舞台衣装でカツラを取った状態の蝶子。「頼介君、東京に?」
うなずく安乃。
蝶子「手紙はどこから?」
安乃「住所は書いてないんです。手紙には『岩崎さんにケガをさせたことは悪かった』と書いてありました。『蝶子さんが怒るのも無理はない』って」
蝶子「そう」
安乃「蝶子さん。兄のことは気にしないでください。兄のことは蝶子さんのせいではないですから」
⚟女「北山さん、そろそろよ!」
蝶子「安乃ちゃん、今日、千秋楽なの。

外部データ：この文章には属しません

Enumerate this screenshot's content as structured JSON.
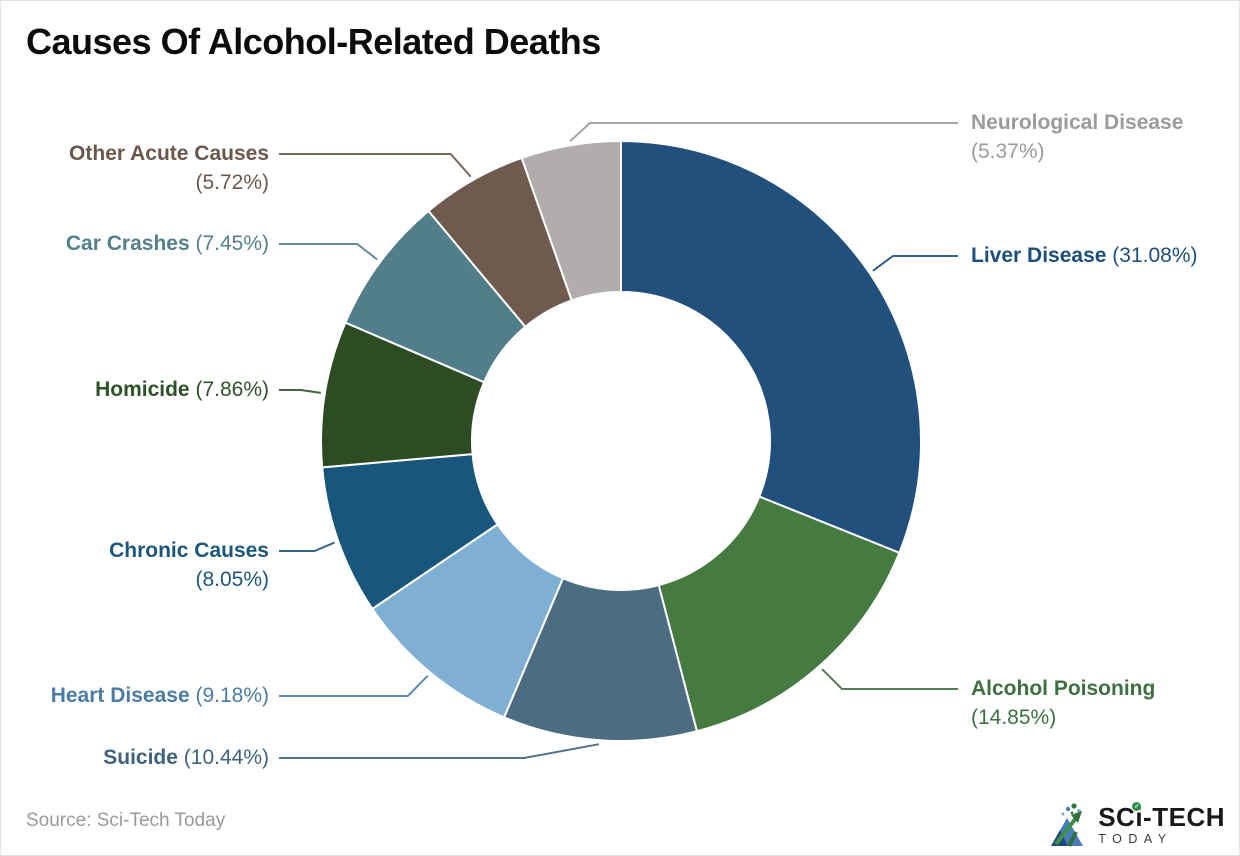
{
  "header": {
    "title": "Causes Of Alcohol-Related Deaths"
  },
  "chart_data": {
    "type": "pie",
    "subtype": "donut",
    "title": "Causes Of Alcohol-Related Deaths",
    "unit": "%",
    "total": 100,
    "start_angle_deg": 0,
    "direction": "clockwise",
    "inner_radius_ratio": 0.5,
    "legend_position": "callout-labels",
    "segments": [
      {
        "name": "Liver Disease",
        "value": 31.08,
        "color": "#21507C",
        "label_color": "#1D4E7D"
      },
      {
        "name": "Alcohol Poisoning",
        "value": 14.85,
        "color": "#457A40",
        "label_color": "#3E7040"
      },
      {
        "name": "Suicide",
        "value": 10.44,
        "color": "#4C6C81",
        "label_color": "#3F637C"
      },
      {
        "name": "Heart Disease",
        "value": 9.18,
        "color": "#7FAFD3",
        "label_color": "#4B7CA5"
      },
      {
        "name": "Chronic Causes",
        "value": 8.05,
        "color": "#19567B",
        "label_color": "#1C567B"
      },
      {
        "name": "Homicide",
        "value": 7.86,
        "color": "#2E4C24",
        "label_color": "#2D5227"
      },
      {
        "name": "Car Crashes",
        "value": 7.45,
        "color": "#517E8A",
        "label_color": "#54808D"
      },
      {
        "name": "Other Acute Causes",
        "value": 5.72,
        "color": "#6F5A4E",
        "label_color": "#6B584B"
      },
      {
        "name": "Neurological Disease",
        "value": 5.37,
        "color": "#B1ADAD",
        "label_color": "#9B9B9B"
      }
    ]
  },
  "footer": {
    "source": "Source: Sci-Tech Today"
  },
  "logo": {
    "line1": "SCi-TECH",
    "line2": "TODAY"
  }
}
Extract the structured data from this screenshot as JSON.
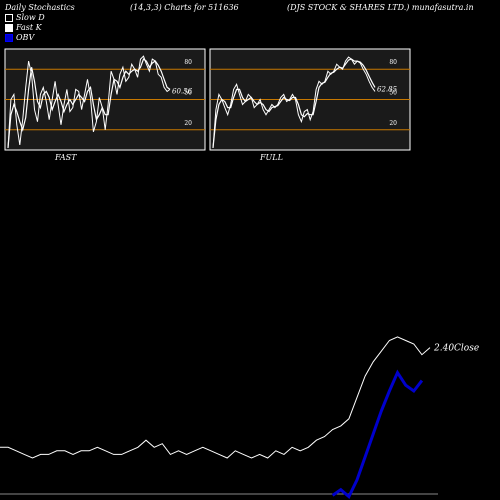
{
  "header": {
    "left": "Daily Stochastics",
    "middle": "(14,3,3) Charts for 511636",
    "right": "(DJS STOCK & SHARES LTD.) munafasutra.in"
  },
  "legend": [
    {
      "label": "Slow  D",
      "style": "outline"
    },
    {
      "label": "Fast K",
      "style": "filled"
    },
    {
      "label": "OBV",
      "style": "blue"
    }
  ],
  "colors": {
    "background": "#000000",
    "panel_bg": "#1a1a1a",
    "level_line": "#c87800",
    "price_line": "#ffffff",
    "obv_line": "#0000cc"
  },
  "chart_data": [
    {
      "type": "line",
      "name_label": "FAST",
      "ylim": [
        0,
        100
      ],
      "levels": [
        20,
        50,
        80
      ],
      "level_labels": [
        "20",
        "50",
        "80"
      ],
      "last_value_label": "60.56",
      "series": [
        {
          "name": "Fast K",
          "values": [
            2,
            50,
            55,
            25,
            5,
            30,
            62,
            88,
            75,
            40,
            28,
            55,
            62,
            48,
            30,
            50,
            68,
            45,
            25,
            45,
            60,
            38,
            42,
            60,
            58,
            40,
            55,
            70,
            52,
            18,
            28,
            52,
            42,
            20,
            45,
            78,
            70,
            55,
            75,
            82,
            68,
            72,
            85,
            80,
            72,
            90,
            93,
            85,
            78,
            90,
            88,
            75,
            72,
            62,
            58,
            60
          ]
        },
        {
          "name": "Slow D",
          "values": [
            2,
            35,
            45,
            38,
            28,
            20,
            32,
            60,
            82,
            68,
            48,
            42,
            55,
            58,
            52,
            40,
            48,
            55,
            48,
            38,
            45,
            50,
            45,
            50,
            55,
            52,
            48,
            58,
            62,
            45,
            30,
            35,
            42,
            35,
            35,
            55,
            70,
            68,
            62,
            72,
            78,
            75,
            78,
            80,
            78,
            82,
            90,
            88,
            82,
            86,
            88,
            84,
            78,
            70,
            62,
            60
          ]
        }
      ]
    },
    {
      "type": "line",
      "name_label": "FULL",
      "ylim": [
        0,
        100
      ],
      "levels": [
        20,
        50,
        80
      ],
      "level_labels": [
        "20",
        "50",
        "80"
      ],
      "last_value_label": "62.85",
      "series": [
        {
          "name": "Fast K",
          "values": [
            2,
            40,
            55,
            50,
            42,
            35,
            45,
            60,
            65,
            55,
            45,
            48,
            55,
            52,
            42,
            45,
            50,
            40,
            35,
            40,
            45,
            42,
            45,
            52,
            55,
            48,
            50,
            55,
            50,
            35,
            28,
            38,
            40,
            30,
            38,
            60,
            68,
            65,
            68,
            78,
            75,
            78,
            85,
            82,
            80,
            88,
            92,
            90,
            85,
            88,
            86,
            80,
            75,
            68,
            62,
            58
          ]
        },
        {
          "name": "Slow D",
          "values": [
            2,
            30,
            45,
            50,
            48,
            42,
            42,
            52,
            60,
            60,
            52,
            48,
            50,
            52,
            48,
            45,
            47,
            45,
            40,
            38,
            42,
            43,
            44,
            48,
            52,
            50,
            49,
            52,
            52,
            45,
            35,
            33,
            36,
            35,
            35,
            48,
            62,
            66,
            67,
            72,
            76,
            77,
            80,
            82,
            81,
            85,
            89,
            90,
            88,
            88,
            87,
            84,
            79,
            73,
            67,
            62
          ]
        }
      ]
    },
    {
      "type": "line",
      "name_label": "",
      "last_value_label": "2.40",
      "last_value_suffix": "Close",
      "series": [
        {
          "name": "Close",
          "values": [
            2.12,
            2.12,
            2.11,
            2.1,
            2.09,
            2.1,
            2.1,
            2.11,
            2.11,
            2.1,
            2.11,
            2.11,
            2.12,
            2.11,
            2.1,
            2.1,
            2.11,
            2.12,
            2.14,
            2.12,
            2.13,
            2.1,
            2.11,
            2.1,
            2.11,
            2.12,
            2.11,
            2.1,
            2.09,
            2.11,
            2.1,
            2.09,
            2.1,
            2.09,
            2.11,
            2.1,
            2.12,
            2.11,
            2.12,
            2.14,
            2.15,
            2.17,
            2.18,
            2.2,
            2.26,
            2.32,
            2.36,
            2.39,
            2.42,
            2.43,
            2.42,
            2.41,
            2.38,
            2.4
          ]
        },
        {
          "name": "OBV",
          "values": [
            null,
            null,
            null,
            null,
            null,
            null,
            null,
            null,
            null,
            null,
            null,
            null,
            null,
            null,
            null,
            null,
            null,
            null,
            null,
            null,
            null,
            null,
            null,
            null,
            null,
            null,
            null,
            null,
            null,
            null,
            null,
            null,
            null,
            null,
            null,
            null,
            null,
            null,
            null,
            null,
            null,
            0.88,
            0.98,
            0.86,
            1.15,
            1.55,
            1.95,
            2.35,
            2.7,
            3.02,
            2.8,
            2.7,
            2.88
          ]
        }
      ]
    }
  ]
}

見ていかない?」
安乃「5時には戻らんきゃいけないから」
蝶子「じゃ、また千駄木の方においで」
うなずく安乃。
夜道を「蝶々夫人 ある晴れた日に」のハミングしながら歩く蝶子。
バラの花束を持って歩く蝶子と少し後ろを歩いている要。
野々村家前
蝶子「今日は、わざわざ送っていただいて」頭を下げる。
要「…いや。う~ん…」
蝶子「叔父さんもいると思うし、寄っていきませんか?」
要「君ね」
蝶子「はい?」
せきばらいし、蝶子に近づく要。「君は俺とだな!」
蝶子「?」
要「結婚するだろ!?」
蝶子「!!」
要「僕とだ!」
ビンタで返す蝶子は、慌てて玄関に入った。
<結婚だって、チョッちゃん!>
蝶子「じょ…冗談でないわ!」(つづく)
このビンタのシーン、短い予告でよく流れてた。昭和的表現だよね~、ビンタ。
実際の方がすごい…ということもそうだけど(今なら犯罪だけど、結婚したからいいのか!?)、蝶子って実際は兄弟いたのかな? 道郎は面白くするための架空の存在かな?と思っていたから、実際、兄はいたんだね。しかし、伯父伯母表記だから、母の弟という設定は架空なのか?
朝ドラ「チョッちゃん」より実際のほうが過激だった…家族中が大騒ぎした黒柳徹子の母「人さらい婚」のいきさつ 「僕の奥さんになるしかないよ」と閉じ込められた https://t.co/4T7sPT05qR
— PRESIDENT WOMAN (@Pre_Woman) May 28, 2025
黒柳朝さんの原作本も読みたいんだけどな~。出版社の人は、こういうのを目ざとく電子書籍化とかすりゃいいのにな~。「あぐり」のころは、いろいろ買って読んだよ。
しかし、こういう昔のやべーエピソードって盛って話してるのか、結婚もしてるし、子供もいるから、女性の方も少なからず気持ちがあってのことなのか!? エピソードだけ聞くと外から鍵かけるとか「別れて生きる時も」の小野木じゃーん!